I’ve taken it upon myself to participate in Black Lives Matter. I’ve attended a BLM protest, explored my own experience with racism, made financial contributions, and tried to become more educated and empathetic to the systemic plight of Black Americans.
Within this context, I read Colson Whitehead’s THE NICKEL BOYS with high expectations. First, there was the high standard that any Pulitzer Prize winner should live up to, and second, this was Whitehead’s second time being awarded the Pulitzer (THE UNDERGROUND RAILROAD).

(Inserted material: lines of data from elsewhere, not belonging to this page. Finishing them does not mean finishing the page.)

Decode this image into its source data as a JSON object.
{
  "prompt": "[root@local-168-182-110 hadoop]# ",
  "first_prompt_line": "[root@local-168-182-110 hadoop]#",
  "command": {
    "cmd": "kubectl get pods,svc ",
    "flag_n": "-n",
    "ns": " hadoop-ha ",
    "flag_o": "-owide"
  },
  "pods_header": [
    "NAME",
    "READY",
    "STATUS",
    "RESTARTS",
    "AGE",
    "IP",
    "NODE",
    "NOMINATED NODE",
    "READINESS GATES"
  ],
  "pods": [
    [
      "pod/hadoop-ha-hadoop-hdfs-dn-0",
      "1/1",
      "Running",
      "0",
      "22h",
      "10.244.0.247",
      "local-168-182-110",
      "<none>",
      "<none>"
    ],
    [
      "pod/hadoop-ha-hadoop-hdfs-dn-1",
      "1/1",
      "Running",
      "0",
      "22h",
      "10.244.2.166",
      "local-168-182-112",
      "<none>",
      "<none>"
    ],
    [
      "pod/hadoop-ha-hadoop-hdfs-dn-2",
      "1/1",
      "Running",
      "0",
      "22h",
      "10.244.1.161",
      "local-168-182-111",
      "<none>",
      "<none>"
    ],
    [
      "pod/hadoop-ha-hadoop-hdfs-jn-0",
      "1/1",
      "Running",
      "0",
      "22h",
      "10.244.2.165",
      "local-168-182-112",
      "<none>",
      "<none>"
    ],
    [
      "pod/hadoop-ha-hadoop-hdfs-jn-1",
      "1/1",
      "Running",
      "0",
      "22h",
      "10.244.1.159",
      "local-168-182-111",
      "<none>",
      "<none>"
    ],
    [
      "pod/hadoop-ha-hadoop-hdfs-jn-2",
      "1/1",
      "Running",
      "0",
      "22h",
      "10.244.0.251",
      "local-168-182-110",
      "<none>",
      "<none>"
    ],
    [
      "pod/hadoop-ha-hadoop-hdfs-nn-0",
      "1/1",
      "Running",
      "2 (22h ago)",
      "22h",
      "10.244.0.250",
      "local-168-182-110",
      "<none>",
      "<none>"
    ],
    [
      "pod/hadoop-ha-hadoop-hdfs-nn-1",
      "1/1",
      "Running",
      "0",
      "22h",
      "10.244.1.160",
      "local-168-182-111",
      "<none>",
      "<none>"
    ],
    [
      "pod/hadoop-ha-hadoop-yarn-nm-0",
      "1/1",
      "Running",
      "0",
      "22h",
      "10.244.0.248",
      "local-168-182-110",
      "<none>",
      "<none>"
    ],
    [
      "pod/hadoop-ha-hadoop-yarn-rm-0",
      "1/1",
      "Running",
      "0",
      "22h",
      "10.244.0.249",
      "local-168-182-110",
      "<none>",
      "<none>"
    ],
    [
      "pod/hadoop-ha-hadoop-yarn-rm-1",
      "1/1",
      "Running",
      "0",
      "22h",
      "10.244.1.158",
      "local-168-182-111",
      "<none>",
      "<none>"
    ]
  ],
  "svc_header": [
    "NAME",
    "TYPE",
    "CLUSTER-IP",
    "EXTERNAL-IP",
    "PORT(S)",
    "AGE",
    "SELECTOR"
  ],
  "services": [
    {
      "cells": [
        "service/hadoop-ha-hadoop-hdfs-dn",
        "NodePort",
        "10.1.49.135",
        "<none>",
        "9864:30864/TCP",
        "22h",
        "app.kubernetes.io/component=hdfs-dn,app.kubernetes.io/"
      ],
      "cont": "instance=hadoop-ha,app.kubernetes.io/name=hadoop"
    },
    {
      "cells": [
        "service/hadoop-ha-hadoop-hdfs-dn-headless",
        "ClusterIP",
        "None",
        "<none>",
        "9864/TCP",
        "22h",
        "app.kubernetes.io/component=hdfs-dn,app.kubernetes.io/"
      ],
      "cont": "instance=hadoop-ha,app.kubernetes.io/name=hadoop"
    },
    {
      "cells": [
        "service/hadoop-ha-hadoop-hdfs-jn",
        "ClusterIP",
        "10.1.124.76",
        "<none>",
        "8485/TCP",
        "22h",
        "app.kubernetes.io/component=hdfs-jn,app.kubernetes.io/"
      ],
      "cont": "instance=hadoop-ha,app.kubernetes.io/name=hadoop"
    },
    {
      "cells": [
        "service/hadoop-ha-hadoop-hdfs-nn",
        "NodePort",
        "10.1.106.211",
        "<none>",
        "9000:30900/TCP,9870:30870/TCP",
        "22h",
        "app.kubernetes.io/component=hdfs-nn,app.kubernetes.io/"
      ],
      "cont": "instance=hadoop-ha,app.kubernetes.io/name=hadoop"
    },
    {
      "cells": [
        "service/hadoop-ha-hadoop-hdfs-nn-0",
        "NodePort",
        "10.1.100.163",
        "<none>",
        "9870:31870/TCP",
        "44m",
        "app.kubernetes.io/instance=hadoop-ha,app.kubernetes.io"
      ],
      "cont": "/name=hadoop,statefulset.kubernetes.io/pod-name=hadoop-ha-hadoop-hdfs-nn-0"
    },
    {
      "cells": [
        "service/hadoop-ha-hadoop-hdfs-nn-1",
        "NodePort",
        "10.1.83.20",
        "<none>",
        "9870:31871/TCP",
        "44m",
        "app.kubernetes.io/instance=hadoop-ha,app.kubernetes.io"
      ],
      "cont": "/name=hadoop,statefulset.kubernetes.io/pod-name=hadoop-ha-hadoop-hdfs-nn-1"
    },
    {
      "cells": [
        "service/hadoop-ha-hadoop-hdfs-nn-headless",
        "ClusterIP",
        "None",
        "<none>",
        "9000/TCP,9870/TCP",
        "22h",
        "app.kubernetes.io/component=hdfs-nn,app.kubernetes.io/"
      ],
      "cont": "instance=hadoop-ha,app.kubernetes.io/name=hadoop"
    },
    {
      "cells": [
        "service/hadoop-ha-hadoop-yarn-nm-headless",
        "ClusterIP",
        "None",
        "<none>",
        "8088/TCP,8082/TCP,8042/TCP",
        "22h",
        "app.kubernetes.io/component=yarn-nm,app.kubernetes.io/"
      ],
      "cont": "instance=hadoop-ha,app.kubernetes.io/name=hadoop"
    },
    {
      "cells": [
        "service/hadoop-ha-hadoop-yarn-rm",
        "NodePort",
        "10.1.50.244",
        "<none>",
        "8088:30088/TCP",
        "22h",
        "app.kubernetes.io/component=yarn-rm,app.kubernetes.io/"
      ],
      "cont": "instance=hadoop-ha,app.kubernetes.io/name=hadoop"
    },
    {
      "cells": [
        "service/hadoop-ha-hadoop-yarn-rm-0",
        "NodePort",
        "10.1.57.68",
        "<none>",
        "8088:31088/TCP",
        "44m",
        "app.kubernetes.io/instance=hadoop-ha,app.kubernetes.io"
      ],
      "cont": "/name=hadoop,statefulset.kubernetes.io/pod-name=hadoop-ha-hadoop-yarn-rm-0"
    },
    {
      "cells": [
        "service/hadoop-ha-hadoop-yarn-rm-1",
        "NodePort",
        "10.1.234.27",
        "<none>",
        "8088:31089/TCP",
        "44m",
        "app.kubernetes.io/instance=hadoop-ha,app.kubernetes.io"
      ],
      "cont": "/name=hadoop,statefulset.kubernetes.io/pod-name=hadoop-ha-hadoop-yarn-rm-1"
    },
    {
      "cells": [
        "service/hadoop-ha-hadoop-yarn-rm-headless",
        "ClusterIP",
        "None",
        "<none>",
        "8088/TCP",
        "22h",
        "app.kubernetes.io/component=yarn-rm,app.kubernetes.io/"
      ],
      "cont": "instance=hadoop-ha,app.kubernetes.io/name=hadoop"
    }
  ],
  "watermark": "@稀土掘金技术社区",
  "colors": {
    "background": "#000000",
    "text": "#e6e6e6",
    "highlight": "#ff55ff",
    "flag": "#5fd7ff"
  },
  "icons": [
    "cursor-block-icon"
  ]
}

Whitehead is an incredible writer. He brings all the tools to work: beautiful sentences, strong characters, narrative tension, momentum, perspective, and more. And, of course, he does first and foremost what every good fiction writer must do: keep the reader’s interest by telling a compelling story. He does all of this in a novel that is only two hundred pages in length, resulting in an economical, yet brutal, reading experience.
The first part of the novel introduces us to Elwood, raised by his grandmother in Tallahassee because his parents took off without him. Turns out that kind of family tragedy is pretty common in Elwood’s orbit. But Elwood himself is smart, industrious, and a devoted believer in Martin Luther King’s dream of racial harmony and justice. He’s getting ready to start college.
But then he is arrested through no fault of his own and sent to the Nickel Academy, where boys are tortured and beaten—sometimes to death—and cruelty is as ordinary and everyday as a sunrise.
At the Nickel Academy, he meets Turner, who believes the key to surviving at Nickel is the same as surviving “out there—you got to see how people act, and then you got to figure out how to get around them like an obstacle course.”
Turner’s philosophy is juxtaposed over Elwood’s faith in King’s exhortations that Blacks can win with love. But through a series of demeaning and violent episodes, Elwood’s faith is damaged, and he and Turner set out to escape from the Nickel Academy.
What follows is the harrowing climax to the novel.
As with many novels, there is a twist, and Whitehead relies on a somewhat familiar literary device to surprise the reader. I didn’t expect it from him. I wouldn’t call this a misstep, but I would say it was somewhat manipulative and not on the same level with the overall brilliance of the novel.